Alabama Gov. Kay Ivey (R) signs the Alabama Human Life Protection Act into law in Montgomery, Ala., on May 15. (Alabama Governor Office/EPA-EFE/Shutterstock)

ANTIABORTION ACTIVISTS in Alabama may have overplayed their hand in successfully pushing for legislation that would effectively ban all abortions in the state and criminalize the procedure for doctors who perform them. So extreme — to the point of cruelty — is the measure that some national Republican leaders are trying to distance themselves from it. So patently unconstitutional is the measure that it is unlikely to ever take effect or, as its architects hope, be taken up by the Supreme Court.

None of that, though, makes the legislation any less dangerous. It — and laws banning abortion as early as six weeks after gestation passed by other states — open up a new front in the nation’s long-running battle over women’s reproductive rights. Buoyed by how the Supreme Court has been reshaped by Justice Brett M. Kavanaugh’s appointment, abortion opponents are adopting increasingly aggressive tactics.

“Why not go all the way?” was the rhetorical question posed by the founder of the Alabama Pro-Life Coalition, who helped craft the bill passed by the Republican-controlled legislature and signed into law by Gov. Kay Ivey (R). The bill is overarching in its restrictions: It bans abortions at every stage of pregnancy, subjects doctors who perform abortions to felony charges with sentences of up to 99 years in prison and provides no exceptions for rape or incest, only for cases in which the mother’s life is at serious risk. As has been pointed out, a man who raped and impregnated a woman could potentially face less time in prison than the doctor who performed a medical procedure to end the pregnancy.
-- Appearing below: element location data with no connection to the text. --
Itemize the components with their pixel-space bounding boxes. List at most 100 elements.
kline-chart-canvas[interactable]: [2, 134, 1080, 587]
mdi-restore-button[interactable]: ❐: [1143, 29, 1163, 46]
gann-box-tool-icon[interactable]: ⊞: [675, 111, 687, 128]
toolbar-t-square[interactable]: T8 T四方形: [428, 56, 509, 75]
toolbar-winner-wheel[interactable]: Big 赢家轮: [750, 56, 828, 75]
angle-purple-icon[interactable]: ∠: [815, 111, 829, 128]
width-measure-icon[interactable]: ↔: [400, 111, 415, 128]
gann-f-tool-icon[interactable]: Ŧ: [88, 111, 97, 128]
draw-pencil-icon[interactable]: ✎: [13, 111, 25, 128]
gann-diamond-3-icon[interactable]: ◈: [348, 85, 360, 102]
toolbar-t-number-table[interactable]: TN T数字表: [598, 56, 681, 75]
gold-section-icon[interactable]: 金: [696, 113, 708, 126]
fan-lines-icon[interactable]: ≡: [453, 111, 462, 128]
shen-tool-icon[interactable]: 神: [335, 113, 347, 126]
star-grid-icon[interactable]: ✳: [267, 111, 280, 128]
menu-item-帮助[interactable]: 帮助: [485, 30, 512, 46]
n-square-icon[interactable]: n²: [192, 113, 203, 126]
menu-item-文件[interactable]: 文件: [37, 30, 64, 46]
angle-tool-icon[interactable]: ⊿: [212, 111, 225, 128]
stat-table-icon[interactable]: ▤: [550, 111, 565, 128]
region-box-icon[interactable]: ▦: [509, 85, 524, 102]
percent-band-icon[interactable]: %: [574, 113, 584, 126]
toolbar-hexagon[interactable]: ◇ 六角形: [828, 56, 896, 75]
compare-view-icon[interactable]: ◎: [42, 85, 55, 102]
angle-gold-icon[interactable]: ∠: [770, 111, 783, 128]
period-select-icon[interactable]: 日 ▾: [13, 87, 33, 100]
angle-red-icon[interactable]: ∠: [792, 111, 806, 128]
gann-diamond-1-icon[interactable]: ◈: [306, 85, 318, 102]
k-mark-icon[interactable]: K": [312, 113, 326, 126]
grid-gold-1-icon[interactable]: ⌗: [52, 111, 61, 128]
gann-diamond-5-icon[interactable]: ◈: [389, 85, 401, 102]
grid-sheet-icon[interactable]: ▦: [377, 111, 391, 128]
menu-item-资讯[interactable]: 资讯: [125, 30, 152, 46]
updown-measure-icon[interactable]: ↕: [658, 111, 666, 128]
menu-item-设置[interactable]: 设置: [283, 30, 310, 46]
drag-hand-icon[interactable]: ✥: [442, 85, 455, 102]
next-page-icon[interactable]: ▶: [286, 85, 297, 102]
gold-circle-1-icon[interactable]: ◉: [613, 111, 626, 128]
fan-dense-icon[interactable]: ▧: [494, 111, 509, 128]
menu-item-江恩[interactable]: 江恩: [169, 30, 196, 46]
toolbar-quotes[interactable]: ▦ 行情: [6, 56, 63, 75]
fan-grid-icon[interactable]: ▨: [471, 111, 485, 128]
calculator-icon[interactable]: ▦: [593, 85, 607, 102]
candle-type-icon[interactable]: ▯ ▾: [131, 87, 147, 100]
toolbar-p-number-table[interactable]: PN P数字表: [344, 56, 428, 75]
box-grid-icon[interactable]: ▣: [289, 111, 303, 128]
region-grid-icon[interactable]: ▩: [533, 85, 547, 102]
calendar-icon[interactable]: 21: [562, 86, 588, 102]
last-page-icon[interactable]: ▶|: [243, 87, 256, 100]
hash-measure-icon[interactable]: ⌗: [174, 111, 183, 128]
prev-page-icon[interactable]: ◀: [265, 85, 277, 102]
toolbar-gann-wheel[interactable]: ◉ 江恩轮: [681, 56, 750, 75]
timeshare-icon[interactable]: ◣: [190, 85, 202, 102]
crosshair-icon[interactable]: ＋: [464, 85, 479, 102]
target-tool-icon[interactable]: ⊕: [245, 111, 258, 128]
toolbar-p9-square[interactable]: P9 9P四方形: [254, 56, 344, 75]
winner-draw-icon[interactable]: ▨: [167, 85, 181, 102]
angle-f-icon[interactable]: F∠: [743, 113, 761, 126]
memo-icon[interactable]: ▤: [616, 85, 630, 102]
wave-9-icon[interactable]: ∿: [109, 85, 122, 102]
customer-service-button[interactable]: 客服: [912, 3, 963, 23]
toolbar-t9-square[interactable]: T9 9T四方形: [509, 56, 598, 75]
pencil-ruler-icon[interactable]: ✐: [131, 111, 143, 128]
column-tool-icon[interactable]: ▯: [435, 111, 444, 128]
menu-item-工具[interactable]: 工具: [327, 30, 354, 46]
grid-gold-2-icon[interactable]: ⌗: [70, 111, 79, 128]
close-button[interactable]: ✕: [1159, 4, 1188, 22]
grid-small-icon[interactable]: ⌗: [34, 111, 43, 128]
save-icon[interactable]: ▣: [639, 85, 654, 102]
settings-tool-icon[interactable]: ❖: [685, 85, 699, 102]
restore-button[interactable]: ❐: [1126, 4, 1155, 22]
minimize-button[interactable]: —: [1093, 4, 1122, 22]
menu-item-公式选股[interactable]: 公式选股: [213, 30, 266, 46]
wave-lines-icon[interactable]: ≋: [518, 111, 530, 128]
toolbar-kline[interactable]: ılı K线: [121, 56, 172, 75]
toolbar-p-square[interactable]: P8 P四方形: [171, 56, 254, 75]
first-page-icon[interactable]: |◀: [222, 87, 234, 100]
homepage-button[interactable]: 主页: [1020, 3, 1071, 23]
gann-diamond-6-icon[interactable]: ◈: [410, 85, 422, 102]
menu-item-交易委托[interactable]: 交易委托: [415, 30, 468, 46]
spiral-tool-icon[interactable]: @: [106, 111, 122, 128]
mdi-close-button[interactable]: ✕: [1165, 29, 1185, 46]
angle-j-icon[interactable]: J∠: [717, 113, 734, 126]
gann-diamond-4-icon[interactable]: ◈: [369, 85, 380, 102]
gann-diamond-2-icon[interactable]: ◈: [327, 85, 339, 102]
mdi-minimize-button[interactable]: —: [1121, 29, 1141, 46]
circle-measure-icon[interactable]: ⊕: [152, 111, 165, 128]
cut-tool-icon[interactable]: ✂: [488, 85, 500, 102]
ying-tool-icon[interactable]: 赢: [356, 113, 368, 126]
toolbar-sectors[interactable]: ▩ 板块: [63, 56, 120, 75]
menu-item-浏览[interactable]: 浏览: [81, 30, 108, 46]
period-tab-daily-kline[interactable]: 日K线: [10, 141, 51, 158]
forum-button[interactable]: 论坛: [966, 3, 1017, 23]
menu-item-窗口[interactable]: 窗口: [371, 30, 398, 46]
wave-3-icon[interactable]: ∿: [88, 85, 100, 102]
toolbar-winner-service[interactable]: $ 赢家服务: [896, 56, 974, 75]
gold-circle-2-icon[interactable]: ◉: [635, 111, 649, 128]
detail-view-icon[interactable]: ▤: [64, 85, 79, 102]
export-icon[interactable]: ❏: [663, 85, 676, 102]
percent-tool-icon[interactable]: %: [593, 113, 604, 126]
Sadly, Alabama is not alone in its utter disregard for the trauma of women (and girls) who become pregnant as the result of rape or incest. Legislation passed in Missouri banning abortions after eight weeks of pregnancy also does not have a rape or incest exception.

Both measures — along with so-called heartbeat bills passed by other states, including Georgia, Ohio and Mississippi — are likely to be challenged on the grounds that they are in violation of the Supreme Court’s Roe v. Wade decision, which says abortion is legal until the fetus is viable outside the womb, generally at 24 to 28 weeks. That, though, won’t disappoint proponents of the restrictive bills, because their clear aim is get a case to the Supreme Court and give the new conservative majority a chance to overturn Roe.

It’s always dangerous to predict what the court might do, but many observers think it’s more likely the court would act incrementally, taking and ruling on cases that undermine the right to abortion rather than toppling 50 years of precedent with one stroke. But either scenario would be a dangerous step backward, which is yet another reason the elections next year for the White House and Congress are so critical.